14. En deuxième lieu, Mme D soutient avoir été victime de faits de harcèlement moral entre le mois de septembre 2016 et le mois de juillet 2017. Si Mme D soutient que la façon dont son administration a géré la période transitoire consécutive à la fusion des deux services a eu pour conséquence de la décrédibiliser vis-à-vis des collaborateurs de son département, il ne résulte pas de l’instruction que cette organisation ait été mise en place dans le but de nuire à l’intéressée ou de dégrader ses conditions de travail. Au contraire, il ressort du rapport de l’inspection du travail des armées que Mme D a dès la période transitoire rencontré d’importantes difficultés relationnelles avec son chef de bureau. Ces difficultés ont perduré après ses prises de fonction en qualité de chef de bureau. A ce titre, il lui a été reproché un management autoritaire et un contrôle excessif sur le travail rendu et sur les emplois du temps. Ainsi, il résulte de l’instruction que le comportement de la requérante est à l’origine de la dégradation des conditions de travail au sein du bureau, dégradation qui a été à l’origine de la saisie le 15 décembre 2016 par le directeur de la direction interarmées des réseaux d’infrastructure et des systèmes d’information de l’inspection du travail des armées. Enfin, si la requérante soutient que l’adjointe au chef de bureau nommée à compter du 1er septembre a eu des propos outrageants et a déplacé son bureau et ses affaires sans son autorisation, elle ne n’apporte aucun élément de nature à établir la réalité de ses allégations.

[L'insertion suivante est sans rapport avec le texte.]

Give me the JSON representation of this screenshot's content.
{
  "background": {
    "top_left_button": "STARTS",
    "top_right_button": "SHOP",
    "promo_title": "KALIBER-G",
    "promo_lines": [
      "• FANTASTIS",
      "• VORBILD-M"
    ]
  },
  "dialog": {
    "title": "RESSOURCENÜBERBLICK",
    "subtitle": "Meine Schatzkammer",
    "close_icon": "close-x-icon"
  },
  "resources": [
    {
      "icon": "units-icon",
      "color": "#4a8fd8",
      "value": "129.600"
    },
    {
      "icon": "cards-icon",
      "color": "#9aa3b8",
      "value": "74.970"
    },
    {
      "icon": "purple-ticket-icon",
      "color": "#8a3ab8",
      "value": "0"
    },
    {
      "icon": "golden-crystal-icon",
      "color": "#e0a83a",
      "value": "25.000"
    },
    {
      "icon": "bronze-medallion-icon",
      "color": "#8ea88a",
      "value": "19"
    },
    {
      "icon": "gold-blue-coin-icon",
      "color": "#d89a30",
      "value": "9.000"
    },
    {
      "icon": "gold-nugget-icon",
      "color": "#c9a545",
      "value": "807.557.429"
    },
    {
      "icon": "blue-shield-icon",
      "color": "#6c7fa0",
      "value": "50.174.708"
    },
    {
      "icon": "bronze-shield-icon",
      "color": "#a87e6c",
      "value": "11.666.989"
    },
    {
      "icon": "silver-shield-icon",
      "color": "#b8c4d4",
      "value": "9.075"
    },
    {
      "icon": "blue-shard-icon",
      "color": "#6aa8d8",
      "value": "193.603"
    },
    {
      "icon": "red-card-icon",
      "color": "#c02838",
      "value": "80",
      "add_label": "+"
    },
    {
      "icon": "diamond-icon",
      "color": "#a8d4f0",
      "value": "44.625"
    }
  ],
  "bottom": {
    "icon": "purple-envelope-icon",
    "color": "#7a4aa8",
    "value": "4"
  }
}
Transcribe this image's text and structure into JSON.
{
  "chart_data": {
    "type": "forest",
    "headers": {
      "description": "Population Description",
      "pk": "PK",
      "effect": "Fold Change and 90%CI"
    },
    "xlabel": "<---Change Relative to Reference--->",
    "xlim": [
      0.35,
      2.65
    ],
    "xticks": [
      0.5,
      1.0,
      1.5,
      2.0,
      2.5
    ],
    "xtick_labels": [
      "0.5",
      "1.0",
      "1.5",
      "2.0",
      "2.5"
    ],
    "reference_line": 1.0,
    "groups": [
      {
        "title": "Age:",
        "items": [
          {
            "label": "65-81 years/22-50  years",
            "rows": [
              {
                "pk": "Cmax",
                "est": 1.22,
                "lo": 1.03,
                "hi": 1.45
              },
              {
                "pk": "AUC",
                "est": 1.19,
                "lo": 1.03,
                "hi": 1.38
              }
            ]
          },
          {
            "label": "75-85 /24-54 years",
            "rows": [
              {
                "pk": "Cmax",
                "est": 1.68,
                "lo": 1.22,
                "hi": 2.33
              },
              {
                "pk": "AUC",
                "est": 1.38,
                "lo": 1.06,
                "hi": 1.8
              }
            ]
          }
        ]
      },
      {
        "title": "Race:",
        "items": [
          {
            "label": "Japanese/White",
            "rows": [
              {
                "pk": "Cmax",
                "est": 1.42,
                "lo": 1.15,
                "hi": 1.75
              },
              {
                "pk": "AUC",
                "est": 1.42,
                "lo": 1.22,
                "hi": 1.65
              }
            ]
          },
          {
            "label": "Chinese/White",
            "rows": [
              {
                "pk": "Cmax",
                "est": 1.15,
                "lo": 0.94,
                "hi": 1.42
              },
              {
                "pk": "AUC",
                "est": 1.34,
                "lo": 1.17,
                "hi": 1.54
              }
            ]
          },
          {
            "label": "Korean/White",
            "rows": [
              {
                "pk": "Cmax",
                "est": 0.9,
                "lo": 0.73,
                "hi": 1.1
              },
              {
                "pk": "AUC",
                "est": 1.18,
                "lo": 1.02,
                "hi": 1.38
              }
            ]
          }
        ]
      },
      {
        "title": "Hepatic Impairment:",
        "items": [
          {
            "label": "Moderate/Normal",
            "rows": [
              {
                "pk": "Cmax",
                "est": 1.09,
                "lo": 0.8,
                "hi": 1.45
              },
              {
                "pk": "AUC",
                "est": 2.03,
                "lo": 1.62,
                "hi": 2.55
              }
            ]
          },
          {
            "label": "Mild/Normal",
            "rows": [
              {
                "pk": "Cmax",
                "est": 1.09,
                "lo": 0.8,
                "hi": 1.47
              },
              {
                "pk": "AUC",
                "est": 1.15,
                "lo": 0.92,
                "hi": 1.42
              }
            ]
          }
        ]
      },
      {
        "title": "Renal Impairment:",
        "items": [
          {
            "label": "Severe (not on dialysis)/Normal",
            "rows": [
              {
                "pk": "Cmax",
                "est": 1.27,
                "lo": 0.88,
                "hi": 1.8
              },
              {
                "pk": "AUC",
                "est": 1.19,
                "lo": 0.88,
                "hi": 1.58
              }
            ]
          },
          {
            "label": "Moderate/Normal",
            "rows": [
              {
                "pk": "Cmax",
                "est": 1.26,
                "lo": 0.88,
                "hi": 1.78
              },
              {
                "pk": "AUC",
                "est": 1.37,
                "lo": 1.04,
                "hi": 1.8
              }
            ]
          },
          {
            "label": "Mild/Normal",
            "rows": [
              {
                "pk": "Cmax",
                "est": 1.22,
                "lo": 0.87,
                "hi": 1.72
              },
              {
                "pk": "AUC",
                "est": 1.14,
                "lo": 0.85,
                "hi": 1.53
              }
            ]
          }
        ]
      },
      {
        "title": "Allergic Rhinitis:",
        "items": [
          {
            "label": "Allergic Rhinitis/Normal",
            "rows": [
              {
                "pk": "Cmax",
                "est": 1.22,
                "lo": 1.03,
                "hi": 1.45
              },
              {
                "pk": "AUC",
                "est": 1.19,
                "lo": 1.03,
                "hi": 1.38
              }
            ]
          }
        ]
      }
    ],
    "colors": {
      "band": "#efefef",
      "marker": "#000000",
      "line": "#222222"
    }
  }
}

15. En troisième lieu, la mutation de la requérante à compter du 1er juillet 2017 qui est motivée par l’intérêt du service n’est pas de nature à révéler l’existence d’une situation de harcèlement moral.

16. Ainsi, au vu d’une part des éléments de fait avancés par Mme D et susceptibles selon elle de faire présumer l’existence d’un harcèlement moral et d’autre part de l’argumentation de l’administration et de l’ensemble des pièces du dossier, la requérante n’est pas fondée à soutenir que c’est à tort que les premiers juges ont écarté l’existence d’un tel harcèlement et rejeté ses conclusions indemnitaires.

17. Il résulte de tout ce qui précède que Mme D n’est pas fondée à soutenir que c’est à tort que, par le jugement attaqué, le Tribunal administratif de Paris a rejeté sa demande. Sa requête ne peut dès lors qu’être rejetée y compris ses conclusions tendant à l’application de l’article L. 761-1 du code de justice administrative.

D E C I D E :

Article 1er : La requête de Mme D est rejetée.

Article 3 : Le présent arrêt sera notifié à Mme B D et au ministre des armées.

Délibéré après l’audience du 11 octobre 2022, à laquelle siégeaient :

— M. Jardin, président de chambre,

— Mme Hamon, présidente assesseure,

— Mme Jurin, première conseillère.

Rendu public par mise à disposition au greffe le 9 novembre 2022.

La rapporteure,

E. ALe président,

C. JARDIN

La greffière,

C. BUOT

La République mande et ordonne au ministre des armées en ce qui le concerne ou à tous commissaires de justice à ce requis en ce qui concerne les voies de droit commun contre les parties privées, de pourvoir à l’exécution de la présente décision.